Dans le grand jeu de la traque des responsables de la surchauffe planétaire, les doigts pointent plus que jamais vers les Etats-Unis, principaux coupables des émissions de gaz à effet de serre en cumul depuis la révolution industrielle et en rejets par habitant. L’arrivée de l’administration Trump, le 20 janvier, marque pour le pays le début d’une période de régressions brutales, sans précédent par rapport au mandat de l’ancien milliardaire d’extrême droite et climato­sceptique, en raison de l’affaiblissement de tous les contre-pouvoirs. En plus d’une majorité républicaine déjà présente au Congrès et à la Cour suprême, on craint le grand nettoyage annoncé dans l’administration fédérale. Bien que la baisse des émissions de gaz à effet de serre aux Etats-Unis devrait continuer, les perspectives d’une avancée en accord avec l’objectif d’un monde à moins de 2 °C de réchauffement global, qui étaient déjà limitées en cas de victoire démocrate, sont désormais nulles.

Ce contexte aura un impact significatif sur le cours des négociations climatiques internationales et sur les politiques nationales de décarbonation, alors que 2025 représente un moment crucial. Les 197 Etats participant à l’Accord de Paris sont censés soumettre en début d’année des engagements nationaux renforcés, afin d’être enfin collectivement cohérents avec leur objectif commun de maintenir le réchauffement « bien en dessous » de 2 °C. Avec l’espoir que la COP 30 prévue en novembre prochain soit véritablement celle du « relèvement des ambitions ».

L’Europe en retrait

Une condition essentielle – et non suffisante – pour ce rehaussement est que les acteurs les plus aptes et ambitieux, comme l’Union européenne, se dotent des moyens de réussir. Ils ouvriront la voie aux autres en confirmant les conclusions répétées des études prospectives, à savoir que les défis techniques et économiques peuvent être surmontés. Ils montreront aussi que la transition peut contribuer à un meilleur bien-être et que ce qui est bénéfique pour éviter la catastrophe d’un monde avec plus de 2 °C l’est également pour gérer les effets inévitables d’un réchauffement global qui atteint actuellement le seuil déjà très difficile de + 1,5 °C.

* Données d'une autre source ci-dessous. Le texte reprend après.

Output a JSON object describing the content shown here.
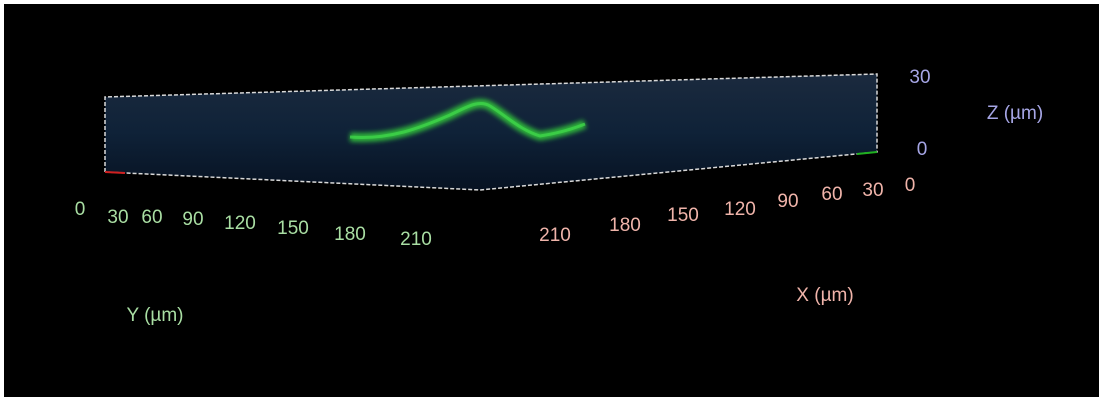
{
  "axes": {
    "y": {
      "title": "Y (µm)",
      "ticks": [
        0,
        30,
        60,
        90,
        120,
        150,
        180,
        210
      ]
    },
    "x": {
      "title": "X (µm)",
      "ticks": [
        210,
        180,
        150,
        120,
        90,
        60,
        30,
        0
      ]
    },
    "z": {
      "title": "Z (µm)",
      "ticks": [
        30,
        0
      ]
    }
  }
}
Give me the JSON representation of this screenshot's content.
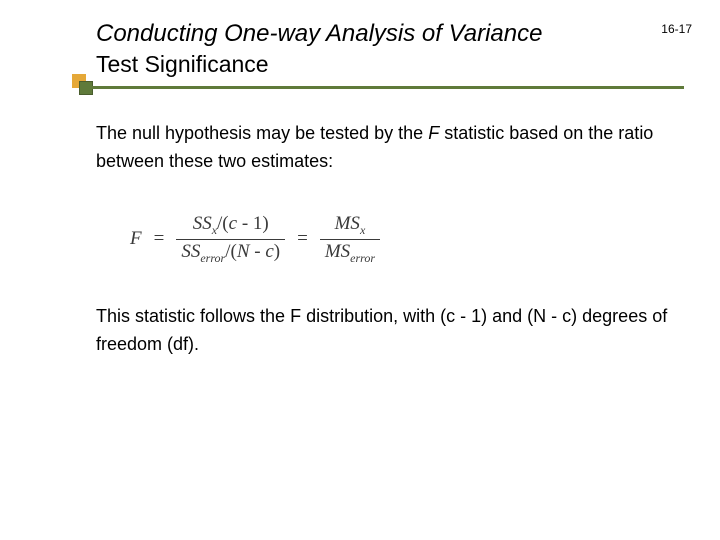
{
  "header": {
    "title_main": "Conducting One-way Analysis of Variance",
    "title_sub": "Test Significance",
    "page_number": "16-17"
  },
  "body": {
    "p1a": "The null hypothesis may be tested by the ",
    "p1_stat": "F",
    "p1b": " statistic based on the ratio between these two estimates:",
    "p2a": "This statistic follows the ",
    "p2_stat": "F",
    "p2b": " distribution, with (",
    "p2_c1": "c",
    "p2c": " - 1) and (",
    "p2_n": "N",
    "p2d": " - ",
    "p2_c2": "c",
    "p2e": ") degrees of freedom (df)."
  },
  "formula": {
    "lhs": "F",
    "eq": "=",
    "frac1_num_a": "SS",
    "frac1_num_sub": "x",
    "frac1_num_b": "/(",
    "frac1_num_c": "c",
    "frac1_num_d": " - 1)",
    "frac1_den_a": "SS",
    "frac1_den_sub": "error",
    "frac1_den_b": "/(",
    "frac1_den_c": "N",
    "frac1_den_d": " - ",
    "frac1_den_e": "c",
    "frac1_den_f": ")",
    "frac2_num_a": "MS",
    "frac2_num_sub": "x",
    "frac2_den_a": "MS",
    "frac2_den_sub": "error"
  },
  "style": {
    "bullet_outer": "#e5a838",
    "bullet_inner": "#5f7a3a",
    "underline_color": "#5f7a3a",
    "background": "#ffffff",
    "text_color": "#000000",
    "formula_color": "#3a3a3a",
    "title_fontsize_pt": 24,
    "body_fontsize_pt": 18,
    "formula_fontsize_pt": 19,
    "pagenum_fontsize_pt": 12
  }
}
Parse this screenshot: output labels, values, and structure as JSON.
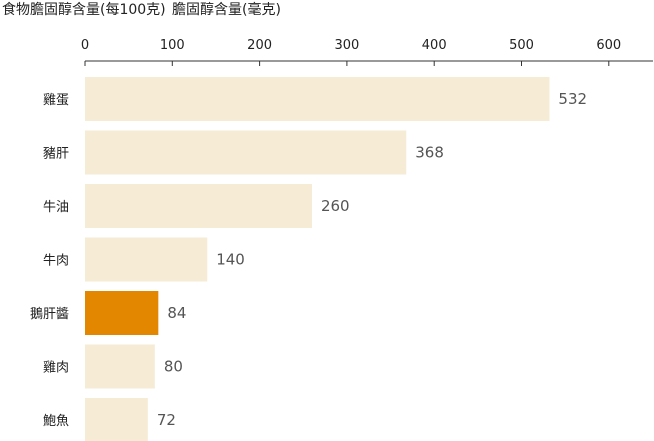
{
  "chart_data": {
    "type": "bar",
    "orientation": "horizontal",
    "title": "食物膽固醇含量(每100克)",
    "xlabel": "膽固醇含量(毫克)",
    "ylabel": "",
    "categories": [
      "雞蛋",
      "豬肝",
      "牛油",
      "牛肉",
      "鵝肝醬",
      "雞肉",
      "鮑魚"
    ],
    "values": [
      532,
      368,
      260,
      140,
      84,
      80,
      72
    ],
    "highlight": "鵝肝醬",
    "xlim": [
      0,
      650
    ],
    "xticks": [
      0,
      100,
      200,
      300,
      400,
      500,
      600
    ],
    "axis_position": "top",
    "grid": false,
    "colors": {
      "bar": "#f6ebd5",
      "highlight_bar": "#e38600",
      "highlight_label": "#d58a14",
      "value_label": "#555555",
      "axis": "#333333"
    }
  }
}
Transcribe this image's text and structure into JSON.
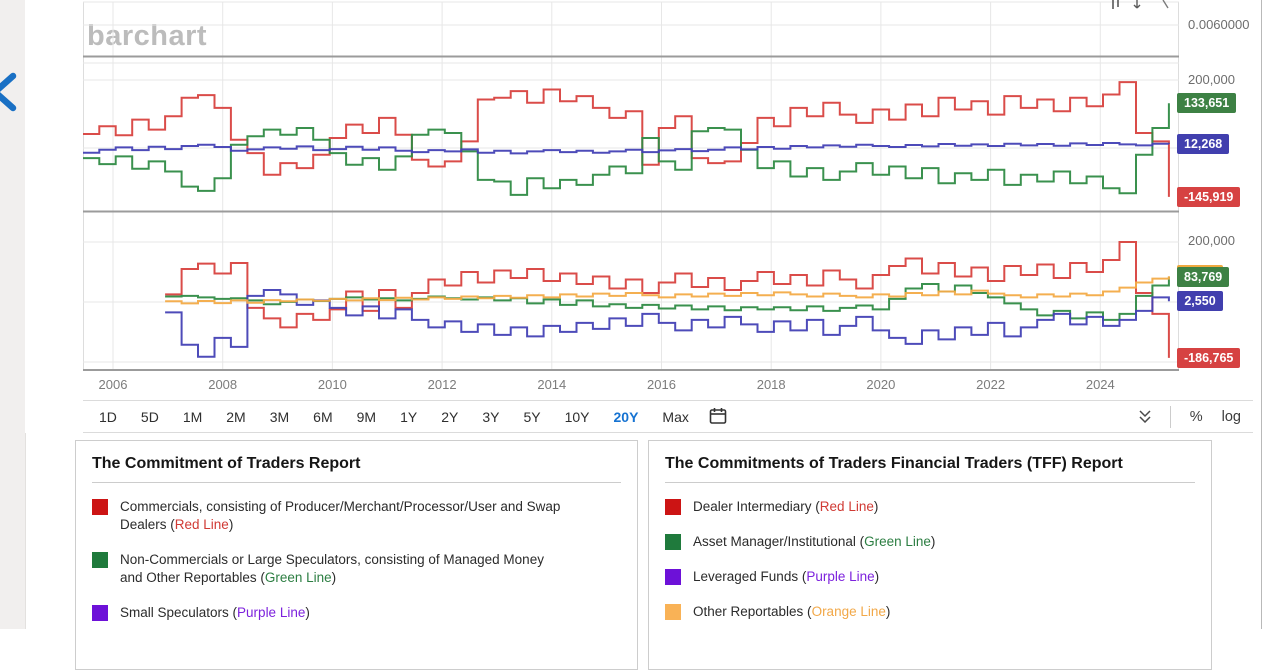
{
  "watermark": "barchart",
  "mini_panel": {
    "axis_label": "0.0060000"
  },
  "toolbar": {
    "ranges": [
      "1D",
      "5D",
      "1M",
      "2M",
      "3M",
      "6M",
      "9M",
      "1Y",
      "2Y",
      "3Y",
      "5Y",
      "10Y",
      "20Y",
      "Max"
    ],
    "active_range": "20Y",
    "percent_label": "%",
    "log_label": "log",
    "icons": [
      "calendar-icon",
      "collapse-chevrons-icon"
    ]
  },
  "chart_data": [
    {
      "type": "step-line",
      "panel": "commitment-of-traders-net-positions",
      "unit": "contracts (series values in thousands)",
      "x_start": 2005.45,
      "x_step": 0.3,
      "x_ticks": [
        2006,
        2008,
        2010,
        2012,
        2014,
        2016,
        2018,
        2020,
        2022,
        2024
      ],
      "ylim": [
        -188,
        254
      ],
      "grid": true,
      "axis_label": "200,000",
      "axis_label_value": 200,
      "series": [
        {
          "name": "Commercials",
          "line": "red",
          "color": "#d8423f",
          "values": [
            42,
            65,
            38,
            85,
            55,
            95,
            150,
            158,
            120,
            25,
            -15,
            -80,
            -45,
            -60,
            -20,
            30,
            70,
            45,
            90,
            40,
            -35,
            -55,
            -40,
            20,
            145,
            150,
            170,
            135,
            175,
            140,
            155,
            120,
            90,
            110,
            -50,
            60,
            95,
            -30,
            -45,
            -40,
            15,
            90,
            65,
            120,
            95,
            135,
            100,
            75,
            115,
            85,
            130,
            95,
            150,
            115,
            140,
            100,
            155,
            120,
            145,
            110,
            150,
            125,
            160,
            197,
            45,
            20,
            -145.919
          ]
        },
        {
          "name": "Non-Commercials / Large Speculators",
          "line": "green",
          "color": "#2f8b45",
          "values": [
            -30,
            -48,
            -25,
            -62,
            -40,
            -70,
            -115,
            -128,
            -90,
            10,
            35,
            55,
            40,
            60,
            25,
            -15,
            -50,
            -30,
            -65,
            -25,
            40,
            55,
            45,
            -10,
            -95,
            -100,
            -140,
            -90,
            -120,
            -95,
            -110,
            -80,
            -55,
            -75,
            30,
            -40,
            -65,
            50,
            60,
            55,
            -5,
            -60,
            -40,
            -85,
            -60,
            -95,
            -70,
            -45,
            -80,
            -55,
            -90,
            -60,
            -105,
            -75,
            -95,
            -65,
            -110,
            -80,
            -100,
            -70,
            -105,
            -85,
            -120,
            -135,
            -20,
            60,
            133.651
          ]
        },
        {
          "name": "Small Speculators",
          "line": "purple",
          "color": "#4341b5",
          "values": [
            -14,
            -5,
            2,
            -6,
            4,
            -3,
            6,
            10,
            3,
            -8,
            -4,
            2,
            -2,
            5,
            -6,
            -3,
            4,
            -5,
            2,
            -8,
            -12,
            -6,
            -10,
            -4,
            -14,
            -8,
            -16,
            -10,
            -6,
            -12,
            -8,
            -14,
            -10,
            -5,
            -12,
            -7,
            -3,
            -9,
            -5,
            2,
            -4,
            3,
            -2,
            6,
            2,
            8,
            4,
            10,
            6,
            3,
            9,
            5,
            12,
            7,
            11,
            6,
            13,
            8,
            12,
            7,
            14,
            9,
            15,
            11,
            8,
            13,
            12.268
          ]
        }
      ],
      "badges": [
        {
          "label": "133,651",
          "value": 133.651,
          "color": "#3d8144"
        },
        {
          "label": "12,268",
          "value": 12.268,
          "color": "#413fae"
        },
        {
          "label": "-145,919",
          "value": -145.919,
          "color": "#d64242"
        }
      ]
    },
    {
      "type": "step-line",
      "panel": "tff-report-net-positions",
      "unit": "contracts (series values in thousands)",
      "x_start": 2005.45,
      "x_step": 0.3,
      "x_ticks": [
        2006,
        2008,
        2010,
        2012,
        2014,
        2016,
        2018,
        2020,
        2022,
        2024
      ],
      "ylim": [
        -227,
        280
      ],
      "grid": true,
      "axis_label": "200,000",
      "axis_label_value": 200,
      "series": [
        {
          "name": "Dealer Intermediary",
          "line": "red",
          "color": "#d8423f",
          "values": [
            null,
            null,
            null,
            null,
            null,
            25,
            110,
            128,
            95,
            130,
            -20,
            -55,
            -85,
            -40,
            -60,
            -25,
            35,
            -30,
            40,
            -20,
            30,
            75,
            55,
            100,
            65,
            105,
            80,
            110,
            70,
            95,
            60,
            85,
            45,
            75,
            30,
            65,
            95,
            50,
            80,
            40,
            70,
            100,
            60,
            90,
            55,
            105,
            75,
            45,
            90,
            120,
            145,
            95,
            130,
            85,
            115,
            70,
            120,
            90,
            125,
            80,
            130,
            100,
            140,
            200,
            30,
            -40,
            -186.765
          ]
        },
        {
          "name": "Asset Manager/Institutional",
          "line": "green",
          "color": "#2f8b45",
          "values": [
            null,
            null,
            null,
            null,
            null,
            18,
            20,
            15,
            10,
            12,
            5,
            -8,
            0,
            8,
            3,
            10,
            15,
            8,
            12,
            5,
            10,
            18,
            12,
            8,
            15,
            5,
            12,
            -5,
            8,
            -10,
            5,
            -15,
            -8,
            -20,
            -10,
            -22,
            -12,
            -25,
            -15,
            -28,
            -18,
            -25,
            -18,
            -28,
            -15,
            -30,
            -20,
            -12,
            -25,
            10,
            45,
            60,
            35,
            55,
            30,
            15,
            -5,
            -25,
            -45,
            -30,
            -55,
            -35,
            -60,
            -40,
            20,
            55,
            83.769
          ]
        },
        {
          "name": "Leveraged Funds",
          "line": "purple",
          "color": "#4341b5",
          "values": [
            null,
            null,
            null,
            null,
            null,
            -35,
            -143,
            -183,
            -120,
            -150,
            20,
            40,
            25,
            -10,
            5,
            -20,
            -45,
            -15,
            -55,
            -25,
            -60,
            -85,
            -65,
            -100,
            -75,
            -110,
            -85,
            -115,
            -80,
            -100,
            -70,
            -90,
            -55,
            -80,
            -40,
            -70,
            -95,
            -60,
            -85,
            -50,
            -75,
            -100,
            -65,
            -95,
            -60,
            -110,
            -80,
            -50,
            -95,
            -120,
            -140,
            -95,
            -125,
            -85,
            -110,
            -70,
            -115,
            -85,
            -60,
            -40,
            -75,
            -50,
            -80,
            -60,
            -30,
            15,
            2.55
          ]
        },
        {
          "name": "Other Reportables",
          "line": "orange",
          "color": "#f3ab47",
          "values": [
            null,
            null,
            null,
            null,
            null,
            2,
            -5,
            3,
            -4,
            5,
            -3,
            6,
            2,
            8,
            4,
            10,
            5,
            12,
            6,
            14,
            8,
            15,
            10,
            18,
            12,
            20,
            14,
            22,
            15,
            25,
            18,
            28,
            20,
            30,
            22,
            15,
            25,
            18,
            28,
            20,
            30,
            22,
            32,
            25,
            18,
            28,
            20,
            15,
            25,
            18,
            30,
            22,
            35,
            25,
            38,
            28,
            22,
            15,
            25,
            18,
            28,
            22,
            35,
            48,
            65,
            78,
            86
          ]
        }
      ],
      "badges": [
        {
          "label": "",
          "value": 90,
          "color": "#efa93f"
        },
        {
          "label": "83,769",
          "value": 83.769,
          "color": "#3d8144"
        },
        {
          "label": "2,550",
          "value": 2.55,
          "color": "#413fae"
        },
        {
          "label": "-186,765",
          "value": -186.765,
          "color": "#d64242"
        }
      ]
    }
  ],
  "cards": [
    {
      "title": "The Commitment of Traders Report",
      "items": [
        {
          "swatch": "#cc1414",
          "text_before": "Commercials, consisting of Producer/Merchant/Processor/User and Swap Dealers (",
          "line_label": "Red Line",
          "line_color": "#d03a34",
          "text_after": ")"
        },
        {
          "swatch": "#1f7a3c",
          "text_before": "Non-Commercials or Large Speculators, consisting of Managed Money and Other Reportables (",
          "line_label": "Green Line",
          "line_color": "#2c7e42",
          "text_after": ")"
        },
        {
          "swatch": "#6d11d8",
          "text_before": "Small Speculators (",
          "line_label": "Purple Line",
          "line_color": "#7d22dd",
          "text_after": ")"
        }
      ]
    },
    {
      "title": "The Commitments of Traders Financial Traders (TFF) Report",
      "items": [
        {
          "swatch": "#cc1414",
          "text_before": "Dealer Intermediary (",
          "line_label": "Red Line",
          "line_color": "#d03a34",
          "text_after": ")"
        },
        {
          "swatch": "#1f7a3c",
          "text_before": "Asset Manager/Institutional (",
          "line_label": "Green Line",
          "line_color": "#2c7e42",
          "text_after": ")"
        },
        {
          "swatch": "#6d11d8",
          "text_before": "Leveraged Funds (",
          "line_label": "Purple Line",
          "line_color": "#7d22dd",
          "text_after": ")"
        },
        {
          "swatch": "#f9b256",
          "text_before": "Other Reportables (",
          "line_label": "Orange Line",
          "line_color": "#f2a848",
          "text_after": ")"
        }
      ]
    }
  ]
}
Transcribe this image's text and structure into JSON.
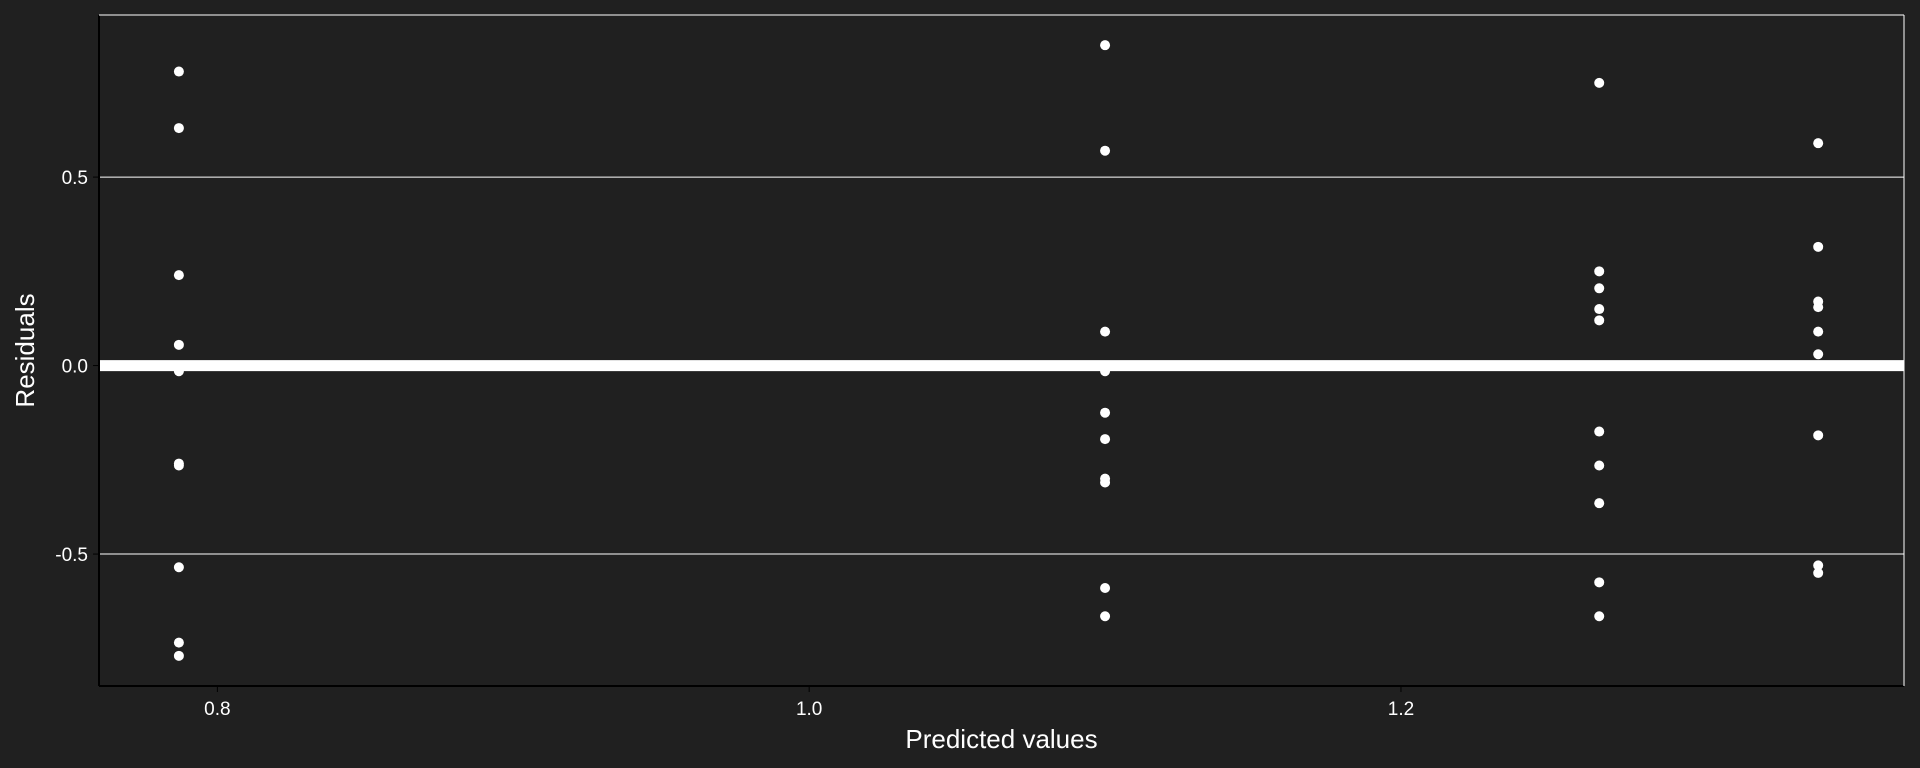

En ce qui concerne spécifiquement les Vingt-Sept, la fin rapide des énergies fossiles ne concerne pas uniquement le climat et la sécurité mondiale à long terme. C’est aussi une question cruciale de sécurité et de coûts énergétiques à court terme, un défi que n’ont pas les Américains.

Cependant, les espoirs suscités en Europe en 2019 avec le lancement du Pacte vert et l’augmentation des ambitions à dix ans, conditionnant l’atteinte de la neutralité climatique visée pour 2050, ont été déçus. Après le moment d’accélération provoqué en 2022 par l’agression russe et ses conséquences pour la sécurité énergétique de l’Union européenne, l’élan des Vingt-Sept a ralenti à l’approche des élections européennes de juin 2024, dans un contexte de montée des populismes. Depuis, ce ralentissement s’est accentué avec le déplacement du centre de gravité politique.

Mais au-delà de la poussée des droites qui a engendré des abandons (particulièrement sur les normes environnementales en agriculture), il est surtout nécessaire de souligner la difficulté des dirigeants européens à mobiliser les financements nécessaires pour mettre en œuvre les acquis législatifs du Pacte vert. Les investissements publics et privés en faveur du climat progressent et ont dépassé 400 milliards d’euros en 2022. Néanmoins, il faudrait doubler cette somme pour atteindre l’objectif 2030 de réduction de 55 % des émissions nettes.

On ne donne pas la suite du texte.